If you or a loved one has ever been the patient, then you likely have already had tangible experience with the damage which can be done when one’s needs are not expedited or escalated to the best resource. Or perhaps you have received the grace associated with when medical expertise has been summoned, as if out of thin air, at the precise time in which you needed it most. In either circumstance, it’s in this way “a little part” of this phenomenon is in “everyone.”

As evidence of being more than a metaphor in homage to some of my father’s favorite music (Neil Young, Harvest 1972), University Hospital in Cleveland published this study outlining that exact occurence on pulmonary embolism patients. Here they compared the patient results when a severe pulmonary embolism patient received subspecialty consultation and when they did not. Those who received the “expert” level care (UH’s intent when they formed their PERT) fared ~40 – 50% better in terms of mortality and morbidity. This is the kind of problem we seek to solve – getting expert care to ALL those who need it, democratizing specializations across populations.

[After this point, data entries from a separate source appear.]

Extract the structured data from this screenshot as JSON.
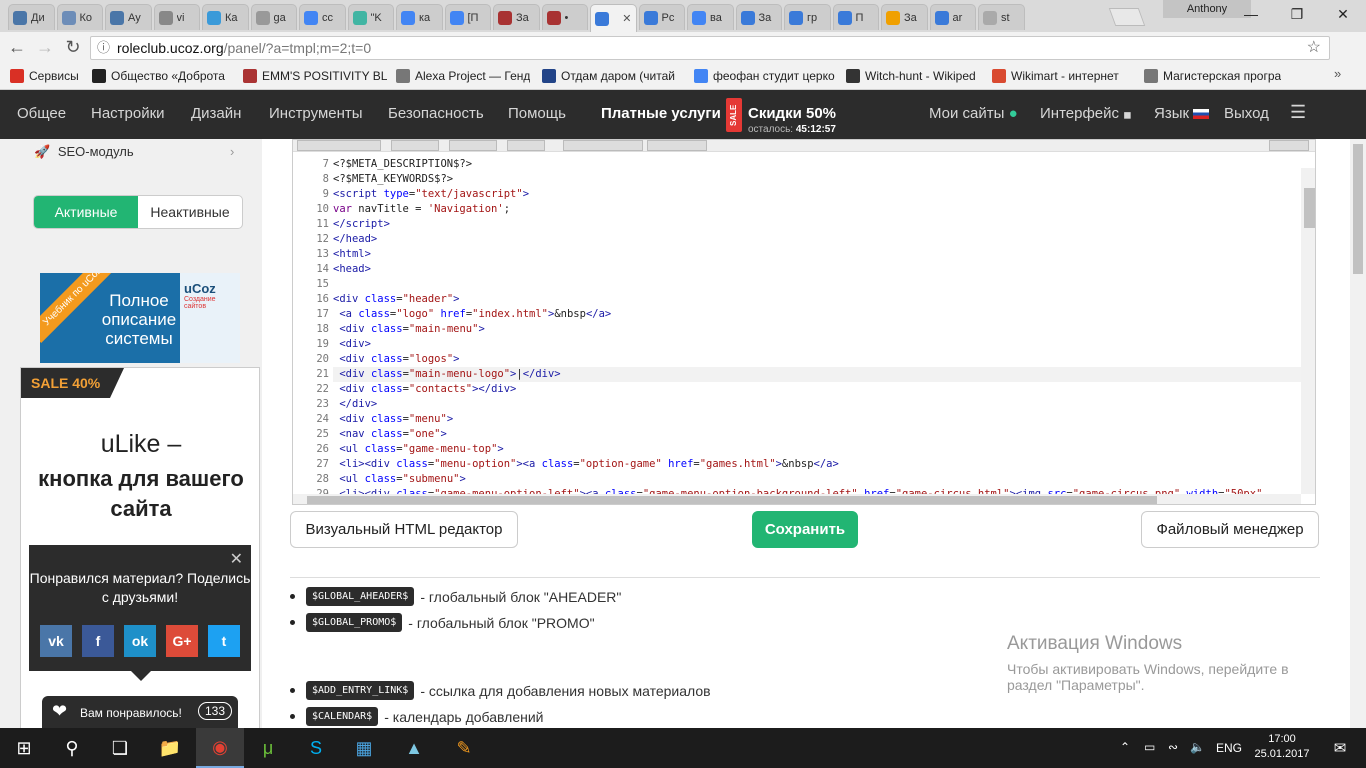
{
  "browser": {
    "tabs": [
      {
        "label": "Ди",
        "color": "#4a76a8"
      },
      {
        "label": "Ко",
        "color": "#6d8db8"
      },
      {
        "label": "Ау",
        "color": "#4a76a8"
      },
      {
        "label": "vi",
        "color": "#888888"
      },
      {
        "label": "Ка",
        "color": "#3a9ad9"
      },
      {
        "label": "ga",
        "color": "#999999"
      },
      {
        "label": "cc",
        "color": "#4285f4"
      },
      {
        "label": "\"K",
        "color": "#41b5a3"
      },
      {
        "label": "ка",
        "color": "#4285f4"
      },
      {
        "label": "[П",
        "color": "#4285f4"
      },
      {
        "label": "За",
        "color": "#a83232"
      },
      {
        "label": "•",
        "color": "#a83232"
      },
      {
        "label": "",
        "color": "#3a7ad9"
      },
      {
        "label": "Рс",
        "color": "#3a7ad9"
      },
      {
        "label": "ва",
        "color": "#4285f4"
      },
      {
        "label": "За",
        "color": "#3a7ad9"
      },
      {
        "label": "гр",
        "color": "#3a7ad9"
      },
      {
        "label": "П",
        "color": "#3a7ad9"
      },
      {
        "label": "За",
        "color": "#f0a000"
      },
      {
        "label": "ar",
        "color": "#3a7ad9"
      },
      {
        "label": "st",
        "color": "#aaaaaa"
      }
    ],
    "user": "Anthony",
    "url_host": "roleclub.ucoz.org",
    "url_path": "/panel/?a=tmpl;m=2;t=0",
    "bookmarks": [
      {
        "label": "Сервисы",
        "color": "#d93025"
      },
      {
        "label": "Общество «Доброта",
        "color": "#222222"
      },
      {
        "label": "EMM'S POSITIVITY BL",
        "color": "#aa3333"
      },
      {
        "label": "Alexa Project — Генд",
        "color": "#777777"
      },
      {
        "label": "Отдам даром (читай",
        "color": "#224488"
      },
      {
        "label": "феофан студит церко",
        "color": "#4285f4"
      },
      {
        "label": "Witch-hunt - Wikiped",
        "color": "#333333"
      },
      {
        "label": "Wikimart - интернет",
        "color": "#d94a30"
      },
      {
        "label": "Магистерская програ",
        "color": "#777777"
      }
    ]
  },
  "topnav": {
    "items": [
      "Общее",
      "Настройки",
      "Дизайн",
      "Инструменты",
      "Безопасность",
      "Помощь"
    ],
    "paid": "Платные услуги",
    "sale_badge": "SALE",
    "discount": "Скидки 50%",
    "timer_label": "осталось:",
    "timer_value": "45:12:57",
    "my_sites": "Мои сайты",
    "interface": "Интерфейс",
    "language": "Язык",
    "logout": "Выход"
  },
  "sidebar": {
    "seo": "SEO-модуль",
    "toggle_active": "Активные",
    "toggle_inactive": "Неактивные",
    "banner_ribbon": "Учебник по uCoz",
    "banner_text": "Полное описание системы",
    "banner_logo": "uCoz",
    "banner_logo_sub": "Создание сайтов",
    "promo_tag": "SALE 40%",
    "promo_title": "uLike –",
    "promo_subtitle": "кнопка для вашего сайта",
    "share_text": "Понравился материал? Поделись с друзьями!",
    "social": [
      {
        "label": "vk",
        "color": "#4a76a8"
      },
      {
        "label": "f",
        "color": "#3b5998"
      },
      {
        "label": "ok",
        "color": "#1e90c9"
      },
      {
        "label": "G+",
        "color": "#dd4b39"
      },
      {
        "label": "t",
        "color": "#1da1f2"
      }
    ],
    "like_label": "Вам понравилось!",
    "like_count": "133"
  },
  "editor": {
    "lines": [
      {
        "n": "7",
        "html": "&lt;?$META_DESCRIPTION$?&gt;"
      },
      {
        "n": "8",
        "html": "&lt;?$META_KEYWORDS$?&gt;"
      },
      {
        "n": "9",
        "html": "<span class='t'>&lt;script</span> <span class='a'>type</span>=<span class='s'>\"text/javascript\"</span><span class='t'>&gt;</span>"
      },
      {
        "n": "10",
        "html": "<span class='k'>var</span> navTitle = <span class='s'>'Navigation'</span>;"
      },
      {
        "n": "11",
        "html": "<span class='t'>&lt;/script&gt;</span>"
      },
      {
        "n": "12",
        "html": "<span class='t'>&lt;/head&gt;</span>"
      },
      {
        "n": "13",
        "html": "<span class='t'>&lt;html&gt;</span>"
      },
      {
        "n": "14",
        "html": "<span class='t'>&lt;head&gt;</span>"
      },
      {
        "n": "15",
        "html": ""
      },
      {
        "n": "16",
        "html": "<span class='t'>&lt;div</span> <span class='a'>class</span>=<span class='s'>\"header\"</span><span class='t'>&gt;</span>"
      },
      {
        "n": "17",
        "html": " <span class='t'>&lt;a</span> <span class='a'>class</span>=<span class='s'>\"logo\"</span> <span class='a'>href</span>=<span class='s'>\"index.html\"</span><span class='t'>&gt;</span>&amp;nbsp<span class='t'>&lt;/a&gt;</span>"
      },
      {
        "n": "18",
        "html": " <span class='t'>&lt;div</span> <span class='a'>class</span>=<span class='s'>\"main-menu\"</span><span class='t'>&gt;</span>"
      },
      {
        "n": "19",
        "html": " <span class='t'>&lt;div&gt;</span>"
      },
      {
        "n": "20",
        "html": " <span class='t'>&lt;div</span> <span class='a'>class</span>=<span class='s'>\"logos\"</span><span class='t'>&gt;</span>"
      },
      {
        "n": "21",
        "html": " <span class='t'>&lt;div</span> <span class='a'>class</span>=<span class='s'>\"main-menu-logo\"</span><span class='t'>&gt;</span>|<span class='t'>&lt;/div&gt;</span>"
      },
      {
        "n": "22",
        "html": " <span class='t'>&lt;div</span> <span class='a'>class</span>=<span class='s'>\"contacts\"</span><span class='t'>&gt;&lt;/div&gt;</span>"
      },
      {
        "n": "23",
        "html": " <span class='t'>&lt;/div&gt;</span>"
      },
      {
        "n": "24",
        "html": " <span class='t'>&lt;div</span> <span class='a'>class</span>=<span class='s'>\"menu\"</span><span class='t'>&gt;</span>"
      },
      {
        "n": "25",
        "html": " <span class='t'>&lt;nav</span> <span class='a'>class</span>=<span class='s'>\"one\"</span><span class='t'>&gt;</span>"
      },
      {
        "n": "26",
        "html": " <span class='t'>&lt;ul</span> <span class='a'>class</span>=<span class='s'>\"game-menu-top\"</span><span class='t'>&gt;</span>"
      },
      {
        "n": "27",
        "html": " <span class='t'>&lt;li&gt;&lt;div</span> <span class='a'>class</span>=<span class='s'>\"menu-option\"</span><span class='t'>&gt;&lt;a</span> <span class='a'>class</span>=<span class='s'>\"option-game\"</span> <span class='a'>href</span>=<span class='s'>\"games.html\"</span><span class='t'>&gt;</span>&amp;nbsp<span class='t'>&lt;/a&gt;</span>"
      },
      {
        "n": "28",
        "html": " <span class='t'>&lt;ul</span> <span class='a'>class</span>=<span class='s'>\"submenu\"</span><span class='t'>&gt;</span>"
      },
      {
        "n": "29",
        "html": " <span class='t'>&lt;li&gt;&lt;div</span> <span class='a'>class</span>=<span class='s'>\"game-menu-option-left\"</span><span class='t'>&gt;&lt;a</span> <span class='a'>class</span>=<span class='s'>\"game-menu-option-background-left\"</span> <span class='a'>href</span>=<span class='s'>\"game-circus.html\"</span><span class='t'>&gt;&lt;img</span> <span class='a'>src</span>=<span class='s'>\"game-circus.png\"</span> <span class='a'>width</span>=<span class='s'>\"50px\"</span>"
      }
    ],
    "highlighted_line": "21",
    "btn_visual": "Визуальный HTML редактор",
    "btn_save": "Сохранить",
    "btn_files": "Файловый менеджер"
  },
  "variables": [
    {
      "code": "$GLOBAL_AHEADER$",
      "desc": "- глобальный блок \"AHEADER\""
    },
    {
      "code": "$GLOBAL_PROMO$",
      "desc": "- глобальный блок \"PROMO\""
    },
    {
      "code": "$ADD_ENTRY_LINK$",
      "desc": "- ссылка для добавления новых материалов"
    },
    {
      "code": "$CALENDAR$",
      "desc": "- календарь добавлений"
    }
  ],
  "activation": {
    "title": "Активация Windows",
    "text1": "Чтобы активировать Windows, перейдите в",
    "text2": "раздел \"Параметры\"."
  },
  "taskbar": {
    "lang": "ENG",
    "time": "17:00",
    "date": "25.01.2017"
  }
}
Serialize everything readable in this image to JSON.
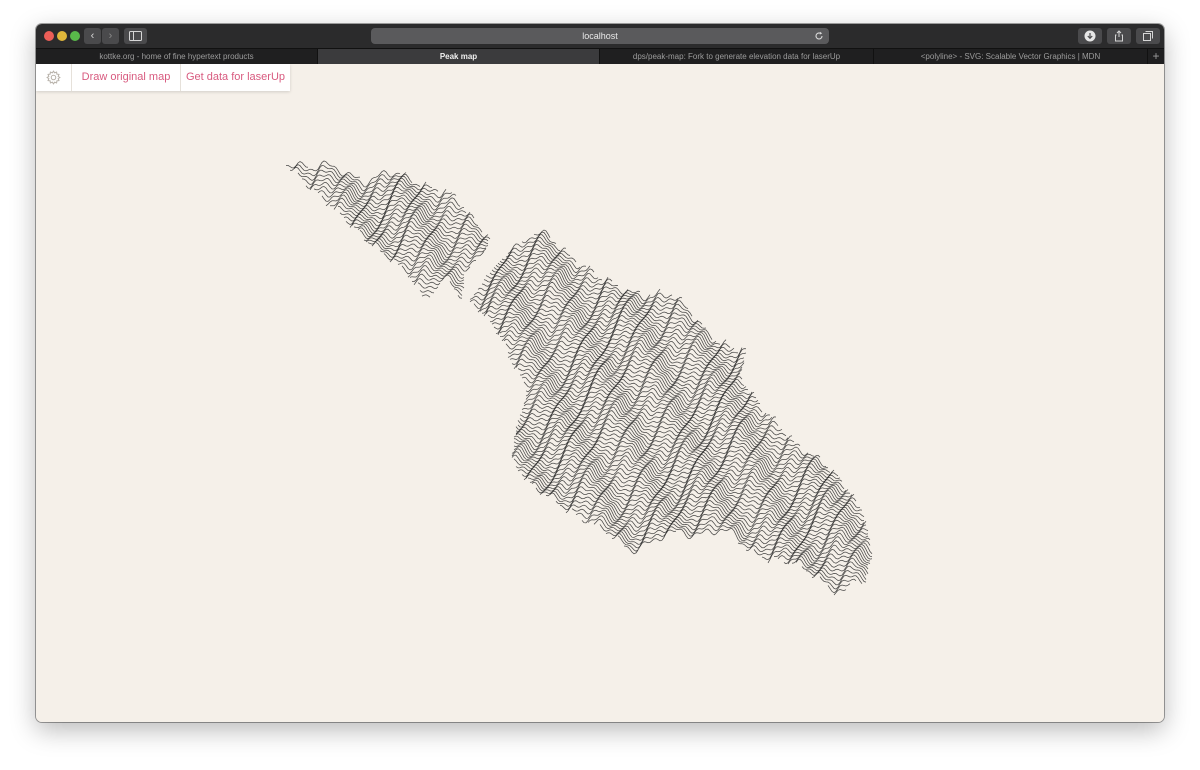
{
  "browser": {
    "url": "localhost",
    "tabs": [
      {
        "label": "kottke.org - home of fine hypertext products",
        "active": false
      },
      {
        "label": "Peak map",
        "active": true
      },
      {
        "label": "dps/peak-map: Fork to generate elevation data for laserUp",
        "active": false
      },
      {
        "label": "<polyline> - SVG: Scalable Vector Graphics | MDN",
        "active": false
      }
    ],
    "new_tab_label": "+"
  },
  "toolbar": {
    "settings_icon": "gear-icon",
    "draw_label": "Draw original map",
    "get_data_label": "Get data for laserUp"
  },
  "colors": {
    "background": "#f5f0e9",
    "accent": "#d85a7f",
    "line": "#2b2b2b"
  }
}
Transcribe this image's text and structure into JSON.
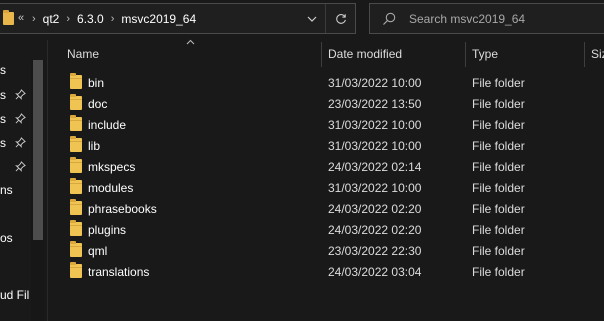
{
  "address_bar": {
    "overflow": "«",
    "breadcrumbs": [
      "qt2",
      "6.3.0",
      "msvc2019_64"
    ],
    "separator": "›"
  },
  "search": {
    "placeholder": "Search msvc2019_64"
  },
  "nav_pane": {
    "items": [
      "s",
      "s",
      "s",
      "s",
      "ns",
      "os",
      "ud Fil"
    ]
  },
  "columns": {
    "name": "Name",
    "date_modified": "Date modified",
    "type": "Type",
    "size": "Siz"
  },
  "files": [
    {
      "name": "bin",
      "date": "31/03/2022 10:00",
      "type": "File folder"
    },
    {
      "name": "doc",
      "date": "23/03/2022 13:50",
      "type": "File folder"
    },
    {
      "name": "include",
      "date": "31/03/2022 10:00",
      "type": "File folder"
    },
    {
      "name": "lib",
      "date": "31/03/2022 10:00",
      "type": "File folder"
    },
    {
      "name": "mkspecs",
      "date": "24/03/2022 02:14",
      "type": "File folder"
    },
    {
      "name": "modules",
      "date": "31/03/2022 10:00",
      "type": "File folder"
    },
    {
      "name": "phrasebooks",
      "date": "24/03/2022 02:20",
      "type": "File folder"
    },
    {
      "name": "plugins",
      "date": "24/03/2022 02:20",
      "type": "File folder"
    },
    {
      "name": "qml",
      "date": "23/03/2022 22:30",
      "type": "File folder"
    },
    {
      "name": "translations",
      "date": "24/03/2022 03:04",
      "type": "File folder"
    }
  ],
  "icons": {
    "address_folder": "folder-icon",
    "dropdown": "chevron-down-icon",
    "refresh": "refresh-icon",
    "search": "search-icon",
    "pin": "pin-icon",
    "sort": "sort-ascending-icon"
  },
  "colors": {
    "background": "#191919",
    "folder": "#f0c453",
    "text": "#ffffff",
    "muted": "#a8a8a8"
  }
}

In so doing (as we do for neuroscience, pulmonary, vascular, and imaging providers), Aidoc’s contribution to all of our lives is to help lessen the injury experienced in the most dire, emergent, circumstances by helping deliver, as a standard, the right patient to the right physician right now. And do it every time.

Today’s standard seems, in contrast, to be an endless parade of problems – thinly stretched staff, sicker patients and stripped budgets. In this onslaught of inflation, providers of all kinds need automation. They need help. Aidoc’s Actionable Intelligence is here to see that they get it.